Sale of Alton natural gas storage project ("Alton")
On February 20, 2014 the Company closed the sale of its 50% interest in Alton, a proposed underground storage
facility in Nova Scotia, for an agreed upon sale price of $8.3 million, resulting in an after-tax gain of approximately
$7.5 million. The carrying value of net assets sold as at February 20, 2014 was $0.3 million, which represents the
Company's investment in the jointly-controlled business, classified within the Corporate segment.

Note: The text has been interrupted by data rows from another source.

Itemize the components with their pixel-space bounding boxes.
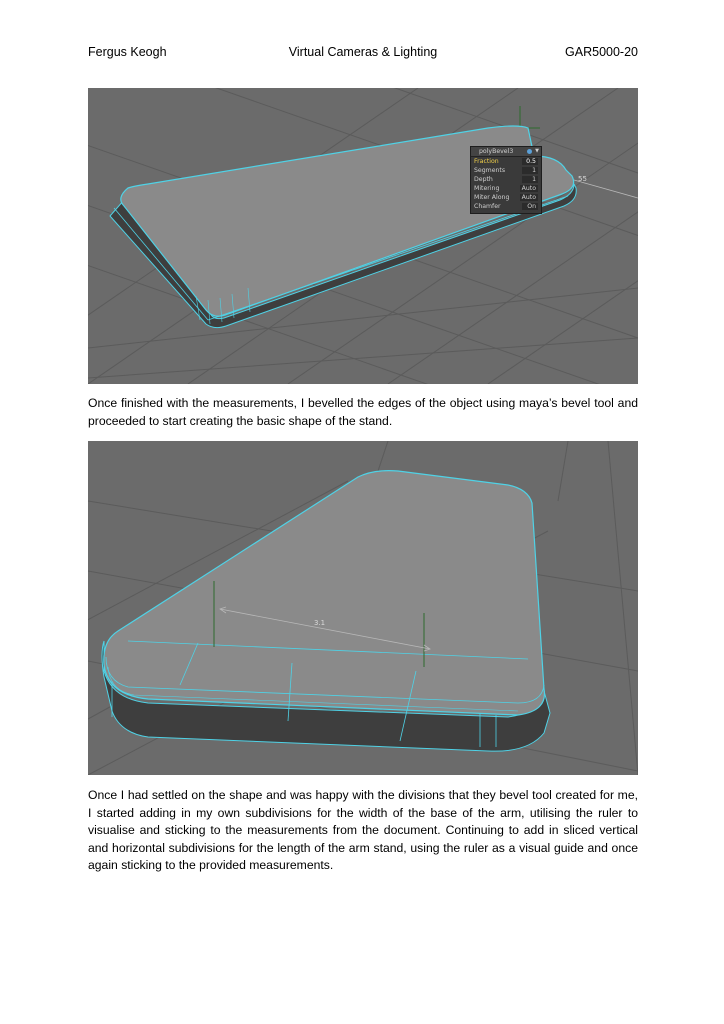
bevel-row-chamfer[interactable]: Chamfer On	[474, 203, 536, 210]
bevel-row-depth[interactable]: Depth 1	[474, 176, 536, 183]
header-author: Fergus Keogh	[88, 45, 167, 59]
bevel-miter-along-value[interactable]: Auto	[521, 194, 536, 201]
bevel-row-miter-along[interactable]: Miter Along Auto	[474, 194, 536, 201]
viewport-render-subdivisions	[88, 441, 638, 775]
bevel-chamfer-value[interactable]: On	[522, 203, 538, 210]
chevron-down-icon[interactable]: ▼	[535, 148, 539, 154]
bevel-attribute-panel[interactable]	[470, 146, 542, 214]
ruler-label: 3.1	[314, 619, 326, 627]
bevel-depth-value[interactable]: 1	[522, 176, 538, 183]
measure-label: 55	[578, 175, 587, 183]
bevel-segments-value[interactable]: 1	[522, 167, 538, 174]
bevel-row-mitering[interactable]: Mitering Auto	[474, 185, 536, 192]
page-header	[88, 45, 638, 63]
bevel-fraction-value[interactable]: 0.5	[522, 158, 538, 165]
panel-settings-icon[interactable]	[527, 149, 532, 154]
viewport-screenshot-subdivisions	[88, 441, 638, 775]
bevel-row-segments[interactable]: Segments 1	[474, 167, 536, 174]
viewport-screenshot-bevel	[88, 88, 638, 384]
bevel-row-fraction[interactable]: Fraction 0.5	[474, 158, 536, 165]
bevel-mitering-value[interactable]: Auto	[521, 185, 536, 192]
header-code: GAR5000-20	[565, 45, 638, 59]
viewport-render-bevel	[88, 88, 638, 384]
paragraph-subdivisions: Once I had settled on the shape and was happy with the divisions that they bevel tool created for me, I started adding in my own subdivisions for the width of the base of the arm, utilising the ruler to visualise and sticking to the measurements from the document. Continuing to add in sliced vertical and horizontal subdivisions for the length of the arm stand, using the ruler as a visual guide and once again sticking to the provided measurements.	[88, 788, 638, 873]
bevel-panel-title: polyBevel3 ▼	[471, 147, 541, 157]
paragraph-bevel: Once finished with the measurements, I bevelled the edges of the object using maya’s bevel tool and proceeded to start creating the basic shape of the stand.	[88, 396, 638, 428]
header-title: Virtual Cameras & Lighting	[288, 45, 438, 59]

10. Commitments and Contingencies
On March 30, 2012, a Statement of Claim was filed against the Company’s equity-accounted investees, Aux
Sable Liquid Products, L.P., Aux Sable Canada L.P., Aux Sable Extraction LP and Aux Sable Canada Ltd., relating
to differences in interpretation of certain terms of the NGL Sales Agreement. The Company’s equity-accounted
investees were served with this Statement of Claim on March 18, 2013. The Company’s share of the potential
exposure, through its equity investments, is approximately US$13.0 million (42.7%). Further potential differences
in interpretation of certain terms of the NGL Sales Agreement have also been identified on additional years not
currently the subject of any claims. The Company has recognized an estimated minimum amount within a range
of possible amounts sufficient to potentially settle these claims. At this time, the Company is unable to predict the
likely outcome of this matter. The Company will continue to assess the matter and the amount of loss accrued
may change in the future.
11. Subsequent Events
Common Share DividendsOn July 22, 2014, the Company declared its July dividend of $0.0833 per Common Share, payable on August 22,
2014 to shareholders of record on July 31, 2014.
On July 10, 2014 the Company redeemed all of its outstanding $200 million aggregate principal of 5.60% senior
notes that were scheduled to mature on July 28, 2014.